Elles la remercièrent en courbant l’échine avant de s’enfoncer dans la pièce.
PIROS
Zorth venait d'envoyer un message au reste de l'équipe :
"Houda et Brizbi sont dans la maison, elles dorment à l'étage."
— Quoi ? s'écria Fyguie, incrédule. Comment était-ce possible ?
— Nous avions demandé des renseignements sur le vaisseau qu'elle avait dérobé, expliqua la commissaire. Il était signalé sur la planète Bultania depuis hier.
— Brizbi Varane... Elle a dû pirater le système de bord, déduisit Milo en roulant des yeux.
— Oui, tu as raison. Cette fille est vraiment douée, concéda-t-elle à contrecœur. Elle a plus d'un tour dans son sac.
— Doit-on s'en méfier ? interrogea Slikof, cherchant à évaluer la situation.
— Comme de la peste. Vous n'imaginez pas de quoi elle est capable, répondit Birland en prenant une grande inspiration.
— Alors, pourquoi Houda est-elle toujours en vie ? contesta Sylice, les bras croisés.
— Elle doit avoir ses raisons. Elle a toujours quelque chose derrière la tête, un coup d'avance, supposa Birland avec assurance.
Analyser la situation depuis le Piros n'était pas une mince affaire.
— On doit aller la chercher ! ordonna Fyguie.
Slikof interrompit l'élan héroïque de Fyguie d'un simple mot.
— Non. On ne change pas les plans. Ce serait trop risqué pour la princesse. Dois-je vous rappeler qu'elles sont sous le même toit ?
Binny hocha la tête, approuvant Slikof.
— Nous devrions nous tenir prêts à intervenir, ajouta Kylburt.
— Oui, mettons en place une garde. Formons deux équipes, nous veillerions à tour de rôle.
— D'accord. Milo et moi partirons d'ici une heure pour Zoldello, ne nous comptez pas dans vos équipes.
De Xylis acquiesça, prêt à mettre son plan en œuvre.
— Madame Ristoc, si vous le voulez bien, j'aimerais que vous vous chargiez de réceptionner ce que les Guidants nous fourniront. Cela nous permettrait de nous concentrer sur la protection de la princesse et du reste de notre équipe.
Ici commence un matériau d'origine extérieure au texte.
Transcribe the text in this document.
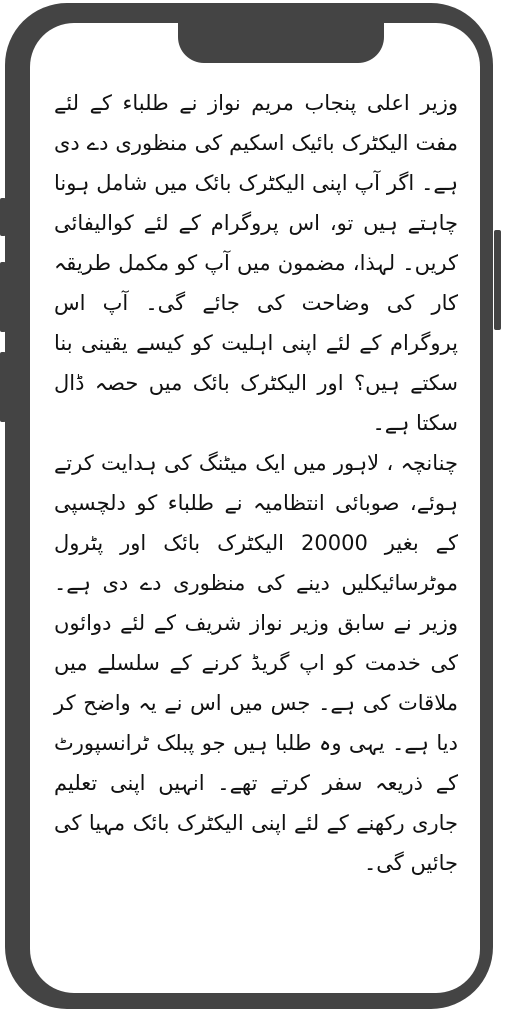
وزیر اعلی پنجاب مریم نواز نے طلباء کے لئے مفت الیکٹرک بائیک اسکیم کی منظوری دے دی ہے۔ اگر آپ اپنی الیکٹرک بائک میں شامل ہونا چاہتے ہیں تو، اس پروگرام کے لئے کوالیفائی کریں۔ لہذا، مضمون میں آپ کو مکمل طریقہ کار کی وضاحت کی جائے گی۔ آپ اس پروگرام کے لئے اپنی اہلیت کو کیسے یقینی بنا سکتے ہیں؟ اور الیکٹرک بائک میں حصہ ڈال سکتا ہے۔

چنانچہ ، لاہور میں ایک میٹنگ کی ہدایت کرتے ہوئے، صوبائی انتظامیہ نے طلباء کو دلچسپی کے بغیر 20000 الیکٹرک بائک اور پٹرول موٹرسائیکلیں دینے کی منظوری دے دی ہے۔ وزیر نے سابق وزیر نواز شریف کے لئے دوائوں کی خدمت کو اپ گریڈ کرنے کے سلسلے میں ملاقات کی ہے۔ جس میں اس نے یہ واضح کر دیا ہے۔ یہی وہ طلبا ہیں جو پبلک ٹرانسپورٹ کے ذریعہ سفر کرتے تھے۔ انہیں اپنی تعلیم جاری رکھنے کے لئے اپنی الیکٹرک بائک مہیا کی جائیں گی۔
— Comptez sur moi, répondit Tamy avec assurance.
Il la remercia d'un mouvement du menton.
— Dozik, Kylburt, Fyguie et Sylice, vous formerez la première équipe. Binny, Katany, Crylon et moi formerons la deuxième.
— Très bien, accepta Dozik, enthousiaste. Nous prendrons la relève dans combien de temps ?
— Dans trois heures, répondit De Xylis en consultant sa montre.
Chacun régla son visiocommunicateur selon les instructions du maître Espion.
— Au moindre mouvement suspect, à la moindre incartade, on se rejoint tous ici, précisa-t-il.